I have the following tibble:
test <- tibble(
id = c("John","Jacob","Jingleheimer","Schmidt"),
score = c(2,4,6,8)
)
The variable "score" is numeric. When I run the command is.numeric
, I get the following:
> is.numeric(test$score)
[1] TRUE
But when I try to do the same thing, only this time referencing the column by its index, I get a different output:
> is.numeric(test[,2])
[1] FALSE
I'm confused as to why I'm getting such disparate output to two versions of the same command. Why can't is.numeric
detect the data type when I use indexing?

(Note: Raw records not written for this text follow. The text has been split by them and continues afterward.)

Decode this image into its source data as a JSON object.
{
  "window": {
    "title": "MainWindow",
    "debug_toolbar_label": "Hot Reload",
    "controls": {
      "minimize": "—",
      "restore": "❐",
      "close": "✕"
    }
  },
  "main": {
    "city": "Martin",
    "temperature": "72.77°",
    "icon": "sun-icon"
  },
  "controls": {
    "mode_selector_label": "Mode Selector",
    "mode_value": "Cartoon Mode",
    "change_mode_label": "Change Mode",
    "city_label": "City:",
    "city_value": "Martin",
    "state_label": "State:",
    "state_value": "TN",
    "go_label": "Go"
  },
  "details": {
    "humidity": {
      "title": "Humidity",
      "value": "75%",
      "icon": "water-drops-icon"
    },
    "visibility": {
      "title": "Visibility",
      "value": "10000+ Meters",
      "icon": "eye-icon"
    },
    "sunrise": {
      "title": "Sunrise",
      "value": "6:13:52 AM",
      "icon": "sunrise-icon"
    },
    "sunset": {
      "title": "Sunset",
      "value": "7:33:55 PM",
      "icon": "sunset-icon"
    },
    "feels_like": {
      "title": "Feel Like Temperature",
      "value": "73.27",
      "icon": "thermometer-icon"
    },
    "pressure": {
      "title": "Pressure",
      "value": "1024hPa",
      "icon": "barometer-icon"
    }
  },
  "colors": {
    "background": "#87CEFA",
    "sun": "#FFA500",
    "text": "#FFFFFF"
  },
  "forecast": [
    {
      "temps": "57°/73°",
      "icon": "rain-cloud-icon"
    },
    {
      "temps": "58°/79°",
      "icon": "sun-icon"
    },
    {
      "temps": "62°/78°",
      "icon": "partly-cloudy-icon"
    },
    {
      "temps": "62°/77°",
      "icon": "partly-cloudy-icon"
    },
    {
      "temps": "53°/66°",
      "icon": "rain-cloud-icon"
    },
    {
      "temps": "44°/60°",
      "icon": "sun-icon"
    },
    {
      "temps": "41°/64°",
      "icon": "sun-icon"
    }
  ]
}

CodePudding user response:
Indexing works differently for tibbles and data.frames. See this.
library(dplyr)
test <- tibble(
id = c("John","Jacob","Jingleheimer","Schmidt"),
score = c(2,4,6,8)
)
class(test[, 2])
## [1] "tbl_df" "tbl" "data.frame"
class(as.data.frame(test)[, 2])
## [1] "numeric"
The basic difference is that data frames default to drop = TRUE whereas tibbles default to drop = FALSE.
class(test[, 2])
## [1] "tbl_df" "tbl" "data.frame"
class(test[, 2, drop = FALSE]) # same
## [1] "tbl_df" "tbl" "data.frame"
class(test[, 2, drop = TRUE])
## [1] "numeric"
class(as.data.frame(test)[, 2])
## [1] "numeric"
class(as.data.frame(test)[, 2, drop = TRUE]) # same
## [1] "numeric"
class(as.data.frame(test)[, 2, drop = FALSE])
## [1] "data.frame"
Also note
class(pull(test, 2))
## [1] "numeric"
class(test[[2]])
## [1] "numeric"
class(unlist(test[, 2]))
## [1] "numeric"
sapply(test, class)
## id score
## "character" "numeric"